The killing of his real father at the crossroads is symbolic of meeting authority and deciding to kill it and take it’s place when you come to a cross road in your life. All this happened because his own dad tried to change the inevitable course of human nature: that you give birth to your own replacement. It’s destiny. So because of that narcissism, he ends up crippling his child, so that what should have been a normal transition of passing the crown from father to son, we have a violent rebellion against authority and a perversion of nature.
That, I believe, takes all the elements of how the spath thinks and lives and ultimately suffers, and puts it all into a drama that nobody, could imagine actually happening…
Are you saying Oed is the spath? If so, I disagree. I think it’s a warning against unconsciousness, and harkens back to Girards ideas about the cultural need to remain unconscious of primal drives and project them outward onto the other. The other that is then sacrificed for the sake of the community….so that they can remain in their comfy state of unenlightened ignorance.
Oed is faced with the emerging “knowledge of good and evil” rising up within himself. He was at first innocsent because of this unconsciousness, but becomes guilty as soon as he aknowledges it. This is the perfect place for a scapegoat to be. He is the primal scapegoat….
Then, as Gerard would point out, Jesus comes along and makes sacrifice obsolete. Jesus says, “Let he who is without sin, throw the first stone.”
Just brain-storming a bit.
Sorry about my long-winded re-telling of the tale.
Have you read Girards, “Violence and the Sacrid”? I think you would really get into it, Sky.
Kim,
whew! my internet was down and I went into withdrawal!
Yes, I read Girard last in 2009 right after “all the evil happened”. I needed to understand evil and it helped alot.

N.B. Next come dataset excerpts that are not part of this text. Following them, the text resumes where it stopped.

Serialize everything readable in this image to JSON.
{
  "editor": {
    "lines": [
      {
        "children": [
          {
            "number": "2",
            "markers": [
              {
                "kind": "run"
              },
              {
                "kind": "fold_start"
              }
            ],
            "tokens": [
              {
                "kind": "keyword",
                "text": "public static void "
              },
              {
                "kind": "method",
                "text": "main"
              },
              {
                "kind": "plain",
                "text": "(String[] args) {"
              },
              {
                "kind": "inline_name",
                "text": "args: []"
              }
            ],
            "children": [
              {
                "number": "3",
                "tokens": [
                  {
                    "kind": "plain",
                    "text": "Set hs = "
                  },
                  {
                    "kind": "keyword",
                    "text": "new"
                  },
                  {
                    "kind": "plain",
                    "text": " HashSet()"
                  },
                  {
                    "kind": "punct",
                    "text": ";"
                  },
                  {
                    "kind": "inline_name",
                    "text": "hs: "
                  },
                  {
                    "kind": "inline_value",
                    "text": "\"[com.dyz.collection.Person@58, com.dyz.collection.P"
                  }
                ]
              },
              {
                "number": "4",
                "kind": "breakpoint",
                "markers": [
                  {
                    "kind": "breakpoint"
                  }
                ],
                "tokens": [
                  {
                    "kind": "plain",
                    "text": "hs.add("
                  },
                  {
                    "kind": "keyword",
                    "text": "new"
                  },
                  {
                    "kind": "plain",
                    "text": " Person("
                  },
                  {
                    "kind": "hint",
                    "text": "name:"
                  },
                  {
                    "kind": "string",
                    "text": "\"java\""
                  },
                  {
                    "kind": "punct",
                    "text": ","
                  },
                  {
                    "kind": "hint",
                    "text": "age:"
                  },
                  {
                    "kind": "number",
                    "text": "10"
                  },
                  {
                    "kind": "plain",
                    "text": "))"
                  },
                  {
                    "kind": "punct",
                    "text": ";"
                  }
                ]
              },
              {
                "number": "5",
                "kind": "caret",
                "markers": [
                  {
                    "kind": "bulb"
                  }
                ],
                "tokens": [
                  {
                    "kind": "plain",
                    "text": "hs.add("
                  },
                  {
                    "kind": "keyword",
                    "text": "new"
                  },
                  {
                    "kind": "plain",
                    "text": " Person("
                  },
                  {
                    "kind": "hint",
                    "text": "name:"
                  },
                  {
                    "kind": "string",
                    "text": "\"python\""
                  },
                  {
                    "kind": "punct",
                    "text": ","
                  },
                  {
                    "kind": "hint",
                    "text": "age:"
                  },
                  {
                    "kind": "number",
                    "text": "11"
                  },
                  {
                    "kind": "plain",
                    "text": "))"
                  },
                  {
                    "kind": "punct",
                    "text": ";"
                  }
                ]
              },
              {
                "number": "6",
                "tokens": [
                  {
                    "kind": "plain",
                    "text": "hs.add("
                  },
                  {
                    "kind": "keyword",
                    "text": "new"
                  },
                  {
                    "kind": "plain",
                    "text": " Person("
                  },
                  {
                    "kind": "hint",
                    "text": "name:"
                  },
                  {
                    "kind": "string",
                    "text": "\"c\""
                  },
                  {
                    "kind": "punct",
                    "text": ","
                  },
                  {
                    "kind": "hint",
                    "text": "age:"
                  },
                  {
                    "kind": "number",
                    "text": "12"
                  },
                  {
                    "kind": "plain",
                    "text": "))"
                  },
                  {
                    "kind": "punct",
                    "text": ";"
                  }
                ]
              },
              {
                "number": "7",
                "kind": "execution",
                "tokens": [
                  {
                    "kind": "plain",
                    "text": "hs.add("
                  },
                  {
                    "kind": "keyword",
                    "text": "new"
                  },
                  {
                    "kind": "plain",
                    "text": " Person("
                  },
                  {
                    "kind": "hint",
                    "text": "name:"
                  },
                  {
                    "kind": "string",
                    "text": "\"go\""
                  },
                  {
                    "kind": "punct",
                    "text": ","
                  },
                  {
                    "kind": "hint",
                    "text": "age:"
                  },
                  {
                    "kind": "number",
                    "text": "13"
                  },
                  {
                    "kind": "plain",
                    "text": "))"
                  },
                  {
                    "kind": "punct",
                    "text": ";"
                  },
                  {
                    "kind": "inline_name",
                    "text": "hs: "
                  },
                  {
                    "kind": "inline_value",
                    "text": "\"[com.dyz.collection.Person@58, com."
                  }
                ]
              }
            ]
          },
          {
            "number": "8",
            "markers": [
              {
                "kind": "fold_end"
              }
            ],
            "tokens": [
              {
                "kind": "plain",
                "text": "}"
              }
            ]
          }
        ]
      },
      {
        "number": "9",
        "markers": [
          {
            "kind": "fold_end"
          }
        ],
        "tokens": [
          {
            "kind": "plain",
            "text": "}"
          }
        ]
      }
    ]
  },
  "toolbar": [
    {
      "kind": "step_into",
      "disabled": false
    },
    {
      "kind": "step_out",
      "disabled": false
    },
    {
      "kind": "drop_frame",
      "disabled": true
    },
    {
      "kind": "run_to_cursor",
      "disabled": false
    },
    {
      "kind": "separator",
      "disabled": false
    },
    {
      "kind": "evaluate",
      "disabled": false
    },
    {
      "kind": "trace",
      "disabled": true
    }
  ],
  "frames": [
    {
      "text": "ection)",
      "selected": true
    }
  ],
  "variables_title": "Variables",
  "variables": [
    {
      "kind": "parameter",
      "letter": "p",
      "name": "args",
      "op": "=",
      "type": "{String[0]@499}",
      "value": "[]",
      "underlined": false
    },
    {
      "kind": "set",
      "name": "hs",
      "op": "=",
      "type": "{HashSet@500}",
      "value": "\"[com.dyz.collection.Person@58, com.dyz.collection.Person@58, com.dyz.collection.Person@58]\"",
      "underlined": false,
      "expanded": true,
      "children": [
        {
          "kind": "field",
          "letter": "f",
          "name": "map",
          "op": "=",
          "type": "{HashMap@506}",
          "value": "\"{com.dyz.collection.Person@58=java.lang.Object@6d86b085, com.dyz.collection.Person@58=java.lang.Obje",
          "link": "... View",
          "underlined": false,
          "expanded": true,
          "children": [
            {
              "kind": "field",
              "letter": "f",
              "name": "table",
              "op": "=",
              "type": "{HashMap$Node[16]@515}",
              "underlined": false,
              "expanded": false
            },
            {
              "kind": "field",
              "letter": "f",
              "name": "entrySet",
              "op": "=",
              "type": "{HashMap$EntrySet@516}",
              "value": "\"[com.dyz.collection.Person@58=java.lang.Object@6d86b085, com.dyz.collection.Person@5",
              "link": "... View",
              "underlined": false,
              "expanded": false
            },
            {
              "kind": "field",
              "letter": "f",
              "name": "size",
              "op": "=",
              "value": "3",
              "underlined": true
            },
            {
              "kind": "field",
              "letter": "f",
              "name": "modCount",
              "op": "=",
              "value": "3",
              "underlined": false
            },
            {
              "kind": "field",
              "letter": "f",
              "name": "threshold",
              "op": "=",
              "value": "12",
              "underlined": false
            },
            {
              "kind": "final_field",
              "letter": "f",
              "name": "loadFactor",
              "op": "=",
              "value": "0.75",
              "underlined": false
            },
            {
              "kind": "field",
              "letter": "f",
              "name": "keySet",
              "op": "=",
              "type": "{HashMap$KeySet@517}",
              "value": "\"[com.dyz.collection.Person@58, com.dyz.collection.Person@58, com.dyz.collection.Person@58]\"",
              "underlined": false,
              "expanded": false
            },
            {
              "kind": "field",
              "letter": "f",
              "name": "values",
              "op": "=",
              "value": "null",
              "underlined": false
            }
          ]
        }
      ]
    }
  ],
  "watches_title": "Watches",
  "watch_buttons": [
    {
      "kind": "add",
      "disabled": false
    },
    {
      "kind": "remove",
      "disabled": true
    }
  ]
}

It had never occured to me that Oed was a spath, but maybe so. It would fit: he’s born entitled, he is wounded and crippled and he’s got mommy issues. But as in all myths, the characters aren’t meant to be fleshed out, they are 2-dimensional, for a reason: they symbolize parts of ourselves. These are not fleshed out characters, so I couldn’t actually call him a spath except for that spaths are all 2 dimensional. LOL!! But in myths, all the characters are flat and shallow, even the good ones. That’s why they can end up doing anything.
Wow, the more I describe mythological characters, the more I sound like I’m talking about a spath. There is no difference!